For the trapezoid rule in y, always use ny = 1000 points. (Not a great idea, see below, but let’s keep it simple.)
Modify the test program so that it produces an error table for ten values of n as shown in the sample output below. (These are the values used in the trapezoid rule approximation in x).
Also modify your code so that it keeps track of how many evaluations of the function g(x,y) each thread does, by introducing a new module variable gevals that is initialized and incremented appropriately.
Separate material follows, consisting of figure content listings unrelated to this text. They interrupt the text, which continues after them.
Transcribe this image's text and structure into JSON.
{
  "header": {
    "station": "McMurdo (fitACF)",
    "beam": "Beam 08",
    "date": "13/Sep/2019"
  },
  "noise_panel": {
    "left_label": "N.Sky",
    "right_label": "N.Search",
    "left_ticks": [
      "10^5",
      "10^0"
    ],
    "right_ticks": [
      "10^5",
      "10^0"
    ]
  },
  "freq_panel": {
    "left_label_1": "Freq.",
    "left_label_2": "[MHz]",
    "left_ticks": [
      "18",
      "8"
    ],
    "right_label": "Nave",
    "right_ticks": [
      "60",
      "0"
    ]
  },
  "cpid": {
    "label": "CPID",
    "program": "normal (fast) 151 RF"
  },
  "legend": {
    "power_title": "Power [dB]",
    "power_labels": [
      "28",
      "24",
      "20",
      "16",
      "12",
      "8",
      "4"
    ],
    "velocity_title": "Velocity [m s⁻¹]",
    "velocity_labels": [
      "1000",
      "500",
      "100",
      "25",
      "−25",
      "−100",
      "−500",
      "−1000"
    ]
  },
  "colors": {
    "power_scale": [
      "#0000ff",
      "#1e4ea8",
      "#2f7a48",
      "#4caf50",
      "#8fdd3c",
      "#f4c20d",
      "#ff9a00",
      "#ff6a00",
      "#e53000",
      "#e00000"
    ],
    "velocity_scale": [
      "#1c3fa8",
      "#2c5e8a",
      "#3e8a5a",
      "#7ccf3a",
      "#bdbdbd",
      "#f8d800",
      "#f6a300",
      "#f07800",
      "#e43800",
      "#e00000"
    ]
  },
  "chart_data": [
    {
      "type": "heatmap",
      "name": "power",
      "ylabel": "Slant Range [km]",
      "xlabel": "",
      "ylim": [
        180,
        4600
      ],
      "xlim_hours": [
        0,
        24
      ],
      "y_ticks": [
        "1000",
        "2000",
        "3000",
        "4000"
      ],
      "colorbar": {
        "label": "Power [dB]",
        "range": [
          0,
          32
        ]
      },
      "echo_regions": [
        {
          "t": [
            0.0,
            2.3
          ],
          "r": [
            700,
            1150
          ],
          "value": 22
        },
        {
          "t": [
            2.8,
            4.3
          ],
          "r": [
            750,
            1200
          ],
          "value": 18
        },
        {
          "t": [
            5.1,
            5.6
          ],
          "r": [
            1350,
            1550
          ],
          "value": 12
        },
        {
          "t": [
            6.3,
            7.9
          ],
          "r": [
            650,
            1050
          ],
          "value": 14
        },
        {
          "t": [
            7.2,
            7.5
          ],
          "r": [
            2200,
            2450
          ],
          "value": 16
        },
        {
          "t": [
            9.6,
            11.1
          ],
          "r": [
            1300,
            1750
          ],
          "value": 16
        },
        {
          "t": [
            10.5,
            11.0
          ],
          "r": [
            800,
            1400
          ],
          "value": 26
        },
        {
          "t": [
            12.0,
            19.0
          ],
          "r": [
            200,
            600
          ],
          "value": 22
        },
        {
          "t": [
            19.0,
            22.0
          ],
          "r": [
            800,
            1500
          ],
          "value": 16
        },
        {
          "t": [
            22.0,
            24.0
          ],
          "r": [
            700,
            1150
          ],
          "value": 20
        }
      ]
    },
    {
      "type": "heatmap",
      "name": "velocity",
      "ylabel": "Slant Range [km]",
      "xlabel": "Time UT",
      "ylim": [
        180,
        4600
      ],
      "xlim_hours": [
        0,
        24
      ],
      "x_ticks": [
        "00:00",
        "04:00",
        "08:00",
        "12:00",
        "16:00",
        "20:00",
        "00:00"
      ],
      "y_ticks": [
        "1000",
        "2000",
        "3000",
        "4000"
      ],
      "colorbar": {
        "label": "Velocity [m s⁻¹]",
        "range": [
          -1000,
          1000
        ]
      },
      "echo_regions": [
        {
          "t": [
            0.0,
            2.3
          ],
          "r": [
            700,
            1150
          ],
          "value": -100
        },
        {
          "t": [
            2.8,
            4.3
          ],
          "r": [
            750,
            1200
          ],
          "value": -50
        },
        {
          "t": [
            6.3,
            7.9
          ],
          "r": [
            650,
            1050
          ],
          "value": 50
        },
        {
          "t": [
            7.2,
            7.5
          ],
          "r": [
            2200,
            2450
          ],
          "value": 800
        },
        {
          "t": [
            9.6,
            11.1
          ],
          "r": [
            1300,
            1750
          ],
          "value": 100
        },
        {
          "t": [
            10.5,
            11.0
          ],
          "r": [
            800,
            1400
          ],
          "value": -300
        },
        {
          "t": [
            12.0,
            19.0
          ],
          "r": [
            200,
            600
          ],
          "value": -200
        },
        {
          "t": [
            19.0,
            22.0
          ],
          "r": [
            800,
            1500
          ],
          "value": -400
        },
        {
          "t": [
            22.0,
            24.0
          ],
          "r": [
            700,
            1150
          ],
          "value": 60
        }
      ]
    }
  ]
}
Start with the modules provided in $UWHPSC/codes/homework5 and you can leave quadrature.f90 alone. In this module, OpenMP is used for the loop in the trapezoid routine. You do not need to add it to your new trapezoid loop in the definition of f(x). (You would not want to since they you would have nested parallel loops.)
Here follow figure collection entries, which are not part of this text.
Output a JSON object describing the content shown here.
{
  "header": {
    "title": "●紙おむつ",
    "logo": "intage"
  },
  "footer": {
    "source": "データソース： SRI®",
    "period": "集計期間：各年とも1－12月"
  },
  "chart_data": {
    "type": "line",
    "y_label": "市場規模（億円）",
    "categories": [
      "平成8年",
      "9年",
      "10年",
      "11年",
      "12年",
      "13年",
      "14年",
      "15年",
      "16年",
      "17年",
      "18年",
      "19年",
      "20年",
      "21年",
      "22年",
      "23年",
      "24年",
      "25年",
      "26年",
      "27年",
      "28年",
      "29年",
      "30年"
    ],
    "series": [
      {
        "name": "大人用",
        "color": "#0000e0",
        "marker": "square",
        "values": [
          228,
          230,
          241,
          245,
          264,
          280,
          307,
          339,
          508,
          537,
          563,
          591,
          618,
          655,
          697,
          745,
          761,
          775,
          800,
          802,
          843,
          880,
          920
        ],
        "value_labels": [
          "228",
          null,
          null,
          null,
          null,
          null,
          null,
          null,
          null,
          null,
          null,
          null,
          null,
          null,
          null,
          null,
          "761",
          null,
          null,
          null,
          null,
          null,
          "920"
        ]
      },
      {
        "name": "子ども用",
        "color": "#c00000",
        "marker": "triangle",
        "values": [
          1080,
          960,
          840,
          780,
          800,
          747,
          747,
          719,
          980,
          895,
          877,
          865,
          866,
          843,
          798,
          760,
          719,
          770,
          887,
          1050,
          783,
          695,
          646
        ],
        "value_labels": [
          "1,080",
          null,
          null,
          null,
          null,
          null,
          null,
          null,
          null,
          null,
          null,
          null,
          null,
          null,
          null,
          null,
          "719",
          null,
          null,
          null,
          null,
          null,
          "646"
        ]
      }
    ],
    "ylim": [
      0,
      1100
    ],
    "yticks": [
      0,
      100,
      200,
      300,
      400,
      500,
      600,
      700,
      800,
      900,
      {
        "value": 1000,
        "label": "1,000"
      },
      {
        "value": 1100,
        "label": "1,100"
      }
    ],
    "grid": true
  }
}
Sample output might look like this:
Using 4 threads
true integral: -1.17773797385703E+00
n approximation error ratio
5 -1.15309805294824E+00 2.464E-02 0.000E+00
10 -1.17288644038560E+00 4.852E-03 5.079E+00
20 -1.17664941136820E+00 1.089E-03 4.457E+00
40 -1.17747897159959E+00 2.590E-04 4.203E+00
80 -1.17767418488683E+00 6.379E-05 4.060E+00
160 -1.17772156012371E+00 1.641E-05 3.886E+00
320 -1.17773323092813E+00 4.743E-06 3.461E+00
640 -1.17773612733693E+00 1.847E-06 2.569E+00
1280 -1.17773684879809E+00 1.125E-06 1.641E+00
2560 -1.17773702883453E+00 9.450E-07 1.191E+00
Elapsed time = 0.10095600 seconds
CPU time = 0.36504200 seconds
fevals by thread 0: 1298
fevals by thread 1: 1278
fevals by thread 2: 1278
fevals by thread 3: 1261
Total number of fevals: 5115
gevals by thread 0: 1298000
gevals by thread 1: 1278000
gevals by thread 2: 1278000
gevals by thread 3: 1261000
Total number of gevals: 5115000
Note that the error decreases at the expected rate initially but for larger values of n we do not get the factor of 4 improvement we might hope for. This is because the inner integral in y is always approximated with 1000 points so there is an error in the values of f(x) produced that does not decrease as we increase the number of points used for the outer integral. (A better idea of course would be to decrease ny along with n.)
Note that you expect the total number of g evaluations to be 1000 times larger than the total number of f evaluations.
Your homework5 directory should contain:
For 583 students:
As usual, commit your results, push to bitbucket, and see the Canvas course page for the link to submit the SHA-1 hash code. These should be submitted by the due date/time to receive full credit.
Don’t forget to also take the quiz on the reading.